Year on Year increase in company's revenue and profitability.


Increase in market share
Increase/ decrease in Customer segment
Value creation for shareholders
Lost baggage claim
Any Accident/ technical faults

Conclusion
Value creation for customers and Service Innovation in service industry like Jet airways is driven
by customer feedback. Efficient delivery of services, quality of delivery followed by
performance put service organizations ahead in competition. Customer feedback gives an
opportunity to understand customer need, formulate improved & differentiated services and
deliver effectively. Integration of cross functional thinking in process of creating value added
services for customer gives opportunity to involve people is mission of the organization. Jet
airways made tie ups with various services like rent a car, hotels, shopping, dining in restaurant.
Boarding pass of flight extends discounts from various premier outlets ranges 15% to 50%.
Innovation gives competitive advantages to the organizations and also helps in sustain the
desired performance. Innovation described as continually renewing offering (Products &
services). Diversity in work force that always willing to accepts new age technology and
implement in deliverance resulted in scaling performance of the organization. A competitive
advantage means distinctive competencies or capabilities and perceived differently by customers
and stake holders. The competitive advantages can be offered through cost leadership, create
differentiation and focus on specific product / market / customer segment.
Some of challenges in airline industry are service quality, customer value, changes in
information technology, eliminating waste, managing productivity, combating competitive
forces, and measuring and monitoring performance in different ways.
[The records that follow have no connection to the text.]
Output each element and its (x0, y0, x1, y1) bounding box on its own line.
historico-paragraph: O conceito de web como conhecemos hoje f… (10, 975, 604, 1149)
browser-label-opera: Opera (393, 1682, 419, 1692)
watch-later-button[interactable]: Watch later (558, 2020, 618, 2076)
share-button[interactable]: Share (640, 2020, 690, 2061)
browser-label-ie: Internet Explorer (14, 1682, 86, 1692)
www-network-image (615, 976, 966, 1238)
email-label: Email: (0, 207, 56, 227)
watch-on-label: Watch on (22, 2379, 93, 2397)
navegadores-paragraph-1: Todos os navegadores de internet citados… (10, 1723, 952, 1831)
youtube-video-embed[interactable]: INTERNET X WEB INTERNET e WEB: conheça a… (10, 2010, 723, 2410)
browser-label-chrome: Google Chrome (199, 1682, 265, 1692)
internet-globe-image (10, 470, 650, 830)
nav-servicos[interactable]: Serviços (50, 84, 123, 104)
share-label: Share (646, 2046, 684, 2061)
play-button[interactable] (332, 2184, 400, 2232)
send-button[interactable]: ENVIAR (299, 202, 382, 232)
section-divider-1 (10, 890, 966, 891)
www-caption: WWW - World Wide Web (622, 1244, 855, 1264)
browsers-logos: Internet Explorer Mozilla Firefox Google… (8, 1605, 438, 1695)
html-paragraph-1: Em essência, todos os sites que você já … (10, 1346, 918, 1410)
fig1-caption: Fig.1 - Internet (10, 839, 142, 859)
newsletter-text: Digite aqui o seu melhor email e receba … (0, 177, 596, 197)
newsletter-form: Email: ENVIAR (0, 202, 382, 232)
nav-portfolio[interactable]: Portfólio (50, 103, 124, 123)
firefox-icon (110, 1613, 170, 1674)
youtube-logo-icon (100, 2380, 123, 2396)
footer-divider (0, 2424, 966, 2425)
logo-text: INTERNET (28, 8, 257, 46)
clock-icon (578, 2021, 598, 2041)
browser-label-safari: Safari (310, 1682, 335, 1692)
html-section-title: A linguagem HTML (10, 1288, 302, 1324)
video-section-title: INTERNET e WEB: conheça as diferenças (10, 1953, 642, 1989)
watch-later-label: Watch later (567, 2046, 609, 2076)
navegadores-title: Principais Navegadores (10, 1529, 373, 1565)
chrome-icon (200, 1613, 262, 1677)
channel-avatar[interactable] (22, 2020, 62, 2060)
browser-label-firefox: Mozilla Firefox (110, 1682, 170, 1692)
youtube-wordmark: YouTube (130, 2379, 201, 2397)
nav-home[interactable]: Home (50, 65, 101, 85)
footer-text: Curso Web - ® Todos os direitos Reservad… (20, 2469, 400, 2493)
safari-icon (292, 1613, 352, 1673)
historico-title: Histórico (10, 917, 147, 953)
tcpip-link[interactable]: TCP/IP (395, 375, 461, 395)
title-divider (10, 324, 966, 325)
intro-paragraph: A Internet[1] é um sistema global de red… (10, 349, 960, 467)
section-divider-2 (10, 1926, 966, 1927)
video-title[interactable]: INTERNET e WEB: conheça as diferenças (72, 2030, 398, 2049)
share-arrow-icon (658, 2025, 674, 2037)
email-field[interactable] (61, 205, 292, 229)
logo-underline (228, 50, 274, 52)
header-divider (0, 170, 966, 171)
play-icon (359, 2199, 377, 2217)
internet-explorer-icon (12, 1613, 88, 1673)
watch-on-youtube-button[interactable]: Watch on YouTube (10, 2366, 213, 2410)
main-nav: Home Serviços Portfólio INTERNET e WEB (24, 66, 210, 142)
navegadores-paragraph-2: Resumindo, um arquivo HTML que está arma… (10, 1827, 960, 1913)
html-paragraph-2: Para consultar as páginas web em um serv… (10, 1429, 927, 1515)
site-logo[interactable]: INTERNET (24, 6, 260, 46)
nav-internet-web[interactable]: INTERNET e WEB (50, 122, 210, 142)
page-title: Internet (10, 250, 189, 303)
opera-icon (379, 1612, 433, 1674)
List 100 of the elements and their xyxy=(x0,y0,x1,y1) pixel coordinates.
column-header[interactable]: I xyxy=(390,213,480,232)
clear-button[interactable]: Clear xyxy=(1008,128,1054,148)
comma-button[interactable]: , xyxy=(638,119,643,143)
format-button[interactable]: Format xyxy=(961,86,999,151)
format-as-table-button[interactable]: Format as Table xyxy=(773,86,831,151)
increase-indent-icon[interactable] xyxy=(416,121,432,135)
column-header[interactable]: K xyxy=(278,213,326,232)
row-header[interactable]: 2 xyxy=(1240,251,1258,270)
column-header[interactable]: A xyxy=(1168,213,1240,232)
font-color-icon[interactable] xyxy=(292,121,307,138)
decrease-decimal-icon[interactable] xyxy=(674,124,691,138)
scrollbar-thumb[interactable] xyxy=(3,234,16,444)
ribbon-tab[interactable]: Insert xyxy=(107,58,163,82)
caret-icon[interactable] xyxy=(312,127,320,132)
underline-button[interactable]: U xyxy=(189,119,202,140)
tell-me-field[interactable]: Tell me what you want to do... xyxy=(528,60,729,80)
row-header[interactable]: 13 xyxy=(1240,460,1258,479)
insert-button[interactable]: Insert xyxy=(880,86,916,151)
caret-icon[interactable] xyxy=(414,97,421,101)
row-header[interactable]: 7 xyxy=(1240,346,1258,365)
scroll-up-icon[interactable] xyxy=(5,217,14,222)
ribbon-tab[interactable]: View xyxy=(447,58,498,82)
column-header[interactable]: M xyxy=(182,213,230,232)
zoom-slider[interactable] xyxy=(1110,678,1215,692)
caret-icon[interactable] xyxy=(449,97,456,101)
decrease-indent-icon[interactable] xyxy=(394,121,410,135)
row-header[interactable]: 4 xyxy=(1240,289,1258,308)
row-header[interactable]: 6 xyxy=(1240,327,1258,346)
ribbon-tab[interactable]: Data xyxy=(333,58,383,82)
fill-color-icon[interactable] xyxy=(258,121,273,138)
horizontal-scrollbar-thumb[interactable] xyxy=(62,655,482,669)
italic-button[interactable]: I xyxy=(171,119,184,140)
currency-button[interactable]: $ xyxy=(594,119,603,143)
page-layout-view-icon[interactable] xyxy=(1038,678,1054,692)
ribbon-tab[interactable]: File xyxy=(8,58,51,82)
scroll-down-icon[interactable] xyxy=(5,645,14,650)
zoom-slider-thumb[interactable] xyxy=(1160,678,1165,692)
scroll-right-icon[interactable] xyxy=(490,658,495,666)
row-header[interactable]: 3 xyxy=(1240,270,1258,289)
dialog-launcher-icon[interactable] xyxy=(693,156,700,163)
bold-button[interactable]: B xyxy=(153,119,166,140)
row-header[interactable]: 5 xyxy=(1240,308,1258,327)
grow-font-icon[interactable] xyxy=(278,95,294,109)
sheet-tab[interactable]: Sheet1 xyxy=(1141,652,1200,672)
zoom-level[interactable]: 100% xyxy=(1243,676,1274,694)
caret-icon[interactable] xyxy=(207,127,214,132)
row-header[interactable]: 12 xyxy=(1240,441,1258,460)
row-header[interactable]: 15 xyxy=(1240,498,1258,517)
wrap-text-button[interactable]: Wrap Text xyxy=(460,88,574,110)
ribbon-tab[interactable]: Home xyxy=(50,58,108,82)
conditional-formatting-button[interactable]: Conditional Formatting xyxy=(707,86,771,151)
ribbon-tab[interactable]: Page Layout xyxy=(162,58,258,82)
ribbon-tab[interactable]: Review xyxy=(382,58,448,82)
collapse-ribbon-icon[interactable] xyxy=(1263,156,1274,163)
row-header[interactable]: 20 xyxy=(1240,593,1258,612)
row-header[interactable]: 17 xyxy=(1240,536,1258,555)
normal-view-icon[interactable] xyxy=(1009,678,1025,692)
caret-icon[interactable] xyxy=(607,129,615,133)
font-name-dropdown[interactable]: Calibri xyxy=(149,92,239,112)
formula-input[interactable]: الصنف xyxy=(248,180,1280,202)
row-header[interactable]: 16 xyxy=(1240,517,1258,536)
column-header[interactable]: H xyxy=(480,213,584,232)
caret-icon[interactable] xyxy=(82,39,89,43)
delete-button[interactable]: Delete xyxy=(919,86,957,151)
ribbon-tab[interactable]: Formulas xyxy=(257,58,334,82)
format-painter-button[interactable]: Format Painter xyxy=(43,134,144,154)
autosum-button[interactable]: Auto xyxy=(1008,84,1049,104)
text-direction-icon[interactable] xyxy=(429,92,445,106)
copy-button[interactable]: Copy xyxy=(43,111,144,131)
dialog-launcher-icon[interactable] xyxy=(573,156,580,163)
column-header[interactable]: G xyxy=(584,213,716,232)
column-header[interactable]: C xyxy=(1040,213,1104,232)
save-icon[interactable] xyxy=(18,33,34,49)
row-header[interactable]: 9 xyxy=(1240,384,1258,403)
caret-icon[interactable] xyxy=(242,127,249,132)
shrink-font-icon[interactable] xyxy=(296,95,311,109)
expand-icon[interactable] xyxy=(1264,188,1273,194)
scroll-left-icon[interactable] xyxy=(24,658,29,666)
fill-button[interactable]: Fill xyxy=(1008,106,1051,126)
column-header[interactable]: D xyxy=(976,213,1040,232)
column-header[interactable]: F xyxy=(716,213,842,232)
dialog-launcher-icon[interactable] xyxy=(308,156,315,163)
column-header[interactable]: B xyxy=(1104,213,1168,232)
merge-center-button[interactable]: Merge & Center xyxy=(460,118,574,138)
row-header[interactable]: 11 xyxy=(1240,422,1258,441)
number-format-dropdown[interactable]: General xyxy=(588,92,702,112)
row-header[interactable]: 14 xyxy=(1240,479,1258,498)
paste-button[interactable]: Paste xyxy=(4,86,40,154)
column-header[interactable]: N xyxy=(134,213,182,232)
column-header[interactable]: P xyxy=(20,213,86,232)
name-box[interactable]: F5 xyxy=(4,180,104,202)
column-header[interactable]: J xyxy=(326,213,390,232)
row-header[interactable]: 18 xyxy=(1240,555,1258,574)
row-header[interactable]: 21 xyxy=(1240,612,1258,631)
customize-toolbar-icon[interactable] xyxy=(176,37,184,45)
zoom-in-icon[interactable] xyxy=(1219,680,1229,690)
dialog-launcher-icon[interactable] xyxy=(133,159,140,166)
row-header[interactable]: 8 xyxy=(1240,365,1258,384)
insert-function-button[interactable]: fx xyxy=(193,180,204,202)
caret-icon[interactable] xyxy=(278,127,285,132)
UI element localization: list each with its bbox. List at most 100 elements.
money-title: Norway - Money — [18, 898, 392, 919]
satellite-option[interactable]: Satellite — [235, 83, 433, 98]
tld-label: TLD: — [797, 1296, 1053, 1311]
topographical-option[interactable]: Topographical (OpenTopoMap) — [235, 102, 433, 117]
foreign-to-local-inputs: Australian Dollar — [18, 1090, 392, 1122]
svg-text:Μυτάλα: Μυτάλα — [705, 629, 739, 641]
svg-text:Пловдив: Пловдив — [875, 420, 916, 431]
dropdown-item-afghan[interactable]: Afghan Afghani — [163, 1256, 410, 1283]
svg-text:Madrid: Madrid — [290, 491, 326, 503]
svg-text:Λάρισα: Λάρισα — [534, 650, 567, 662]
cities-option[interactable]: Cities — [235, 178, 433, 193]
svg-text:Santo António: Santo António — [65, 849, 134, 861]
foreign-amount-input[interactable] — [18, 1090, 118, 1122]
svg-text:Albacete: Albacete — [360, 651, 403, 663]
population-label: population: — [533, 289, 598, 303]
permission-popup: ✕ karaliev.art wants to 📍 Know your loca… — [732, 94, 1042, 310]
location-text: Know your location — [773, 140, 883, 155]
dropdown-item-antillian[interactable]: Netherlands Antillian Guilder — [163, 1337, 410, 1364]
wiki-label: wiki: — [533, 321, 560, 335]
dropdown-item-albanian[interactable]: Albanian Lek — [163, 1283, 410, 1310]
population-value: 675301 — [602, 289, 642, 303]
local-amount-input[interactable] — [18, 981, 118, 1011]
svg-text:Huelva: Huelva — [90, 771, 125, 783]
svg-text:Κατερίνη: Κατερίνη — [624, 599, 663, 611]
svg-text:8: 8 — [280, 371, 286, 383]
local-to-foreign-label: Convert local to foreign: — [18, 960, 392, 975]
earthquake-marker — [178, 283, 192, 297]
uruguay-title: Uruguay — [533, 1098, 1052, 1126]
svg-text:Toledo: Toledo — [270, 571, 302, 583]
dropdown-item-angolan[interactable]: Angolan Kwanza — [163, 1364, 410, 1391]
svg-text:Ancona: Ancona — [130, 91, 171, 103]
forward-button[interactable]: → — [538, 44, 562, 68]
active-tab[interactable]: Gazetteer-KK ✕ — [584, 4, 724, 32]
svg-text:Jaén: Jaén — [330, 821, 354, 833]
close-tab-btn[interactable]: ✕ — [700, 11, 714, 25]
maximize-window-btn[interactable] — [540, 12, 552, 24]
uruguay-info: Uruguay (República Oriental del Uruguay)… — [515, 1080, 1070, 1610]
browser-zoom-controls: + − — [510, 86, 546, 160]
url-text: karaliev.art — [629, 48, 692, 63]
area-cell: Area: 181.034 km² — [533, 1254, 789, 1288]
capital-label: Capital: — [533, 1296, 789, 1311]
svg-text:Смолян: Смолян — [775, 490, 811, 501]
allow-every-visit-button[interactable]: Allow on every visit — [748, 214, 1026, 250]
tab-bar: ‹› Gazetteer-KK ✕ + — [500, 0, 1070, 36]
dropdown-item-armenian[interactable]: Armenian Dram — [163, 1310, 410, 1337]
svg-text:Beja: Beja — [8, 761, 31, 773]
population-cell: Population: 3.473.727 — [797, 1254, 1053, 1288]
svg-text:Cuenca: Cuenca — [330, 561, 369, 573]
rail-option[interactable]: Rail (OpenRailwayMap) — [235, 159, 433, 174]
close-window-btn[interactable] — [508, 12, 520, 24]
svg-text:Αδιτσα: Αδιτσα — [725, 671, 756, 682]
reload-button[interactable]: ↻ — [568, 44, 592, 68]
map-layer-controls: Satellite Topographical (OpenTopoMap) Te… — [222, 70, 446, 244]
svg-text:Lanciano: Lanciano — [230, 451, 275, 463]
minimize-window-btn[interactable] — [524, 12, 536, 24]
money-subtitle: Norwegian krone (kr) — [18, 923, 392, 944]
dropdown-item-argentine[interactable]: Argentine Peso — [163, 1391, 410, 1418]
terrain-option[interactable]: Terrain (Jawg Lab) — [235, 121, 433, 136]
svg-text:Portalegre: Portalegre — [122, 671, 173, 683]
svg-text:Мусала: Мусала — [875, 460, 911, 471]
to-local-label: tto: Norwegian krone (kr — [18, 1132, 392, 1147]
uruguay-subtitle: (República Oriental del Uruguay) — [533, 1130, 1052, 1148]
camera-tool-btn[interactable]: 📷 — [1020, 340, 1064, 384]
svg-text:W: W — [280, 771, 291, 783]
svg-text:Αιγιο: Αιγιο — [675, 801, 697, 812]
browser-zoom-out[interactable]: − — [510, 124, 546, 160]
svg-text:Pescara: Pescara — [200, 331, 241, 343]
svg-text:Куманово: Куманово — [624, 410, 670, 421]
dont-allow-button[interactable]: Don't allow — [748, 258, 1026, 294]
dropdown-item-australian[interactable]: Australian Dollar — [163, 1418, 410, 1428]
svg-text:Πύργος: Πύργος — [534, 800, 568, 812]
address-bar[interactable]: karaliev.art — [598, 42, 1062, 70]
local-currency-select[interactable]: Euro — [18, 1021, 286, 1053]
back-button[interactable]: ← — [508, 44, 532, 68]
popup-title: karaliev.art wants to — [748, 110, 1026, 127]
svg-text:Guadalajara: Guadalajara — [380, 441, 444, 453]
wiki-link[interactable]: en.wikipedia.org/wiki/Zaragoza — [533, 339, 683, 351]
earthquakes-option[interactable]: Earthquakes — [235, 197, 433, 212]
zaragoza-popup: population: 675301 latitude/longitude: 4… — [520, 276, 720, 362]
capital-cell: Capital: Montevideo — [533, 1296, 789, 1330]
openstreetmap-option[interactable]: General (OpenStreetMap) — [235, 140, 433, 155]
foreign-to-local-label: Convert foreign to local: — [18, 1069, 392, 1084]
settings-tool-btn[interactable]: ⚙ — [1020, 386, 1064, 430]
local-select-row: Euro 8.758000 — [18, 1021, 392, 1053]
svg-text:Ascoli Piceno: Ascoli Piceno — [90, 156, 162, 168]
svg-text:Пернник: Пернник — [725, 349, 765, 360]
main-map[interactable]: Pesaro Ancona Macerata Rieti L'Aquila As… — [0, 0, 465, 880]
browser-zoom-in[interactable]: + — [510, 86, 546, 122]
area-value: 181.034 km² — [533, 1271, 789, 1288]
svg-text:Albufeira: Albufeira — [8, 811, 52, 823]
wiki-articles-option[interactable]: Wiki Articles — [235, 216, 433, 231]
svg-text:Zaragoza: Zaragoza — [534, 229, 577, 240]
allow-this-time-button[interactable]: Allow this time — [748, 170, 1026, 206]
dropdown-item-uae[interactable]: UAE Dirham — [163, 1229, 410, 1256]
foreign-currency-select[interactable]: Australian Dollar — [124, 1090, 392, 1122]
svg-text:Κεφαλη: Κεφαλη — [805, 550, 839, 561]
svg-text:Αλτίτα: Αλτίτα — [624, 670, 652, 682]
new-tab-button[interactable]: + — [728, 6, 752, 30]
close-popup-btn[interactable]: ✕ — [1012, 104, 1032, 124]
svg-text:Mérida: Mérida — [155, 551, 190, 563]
As an organization has to identify profitable segment of customers and need to extend
knowledge of customers so that invest in the groups that are likely to bring the most consistent
returns.
The growth and sustainability of organization is driven by the profitability of the customers and
not their numbers alone and profitability changes with changes in the customer acquisition and
retention strategies.
Service industry is having challenge of delivering consistently high quality service and service
manager are focusing on
Realign strategy to accommodate shortened information chains, and changing customer demands
and preferences.
Redesign processes and reassemble operations taking account of what can and should be backoffice and front-office.
Restructure to accommodate new work, new technological interfaces.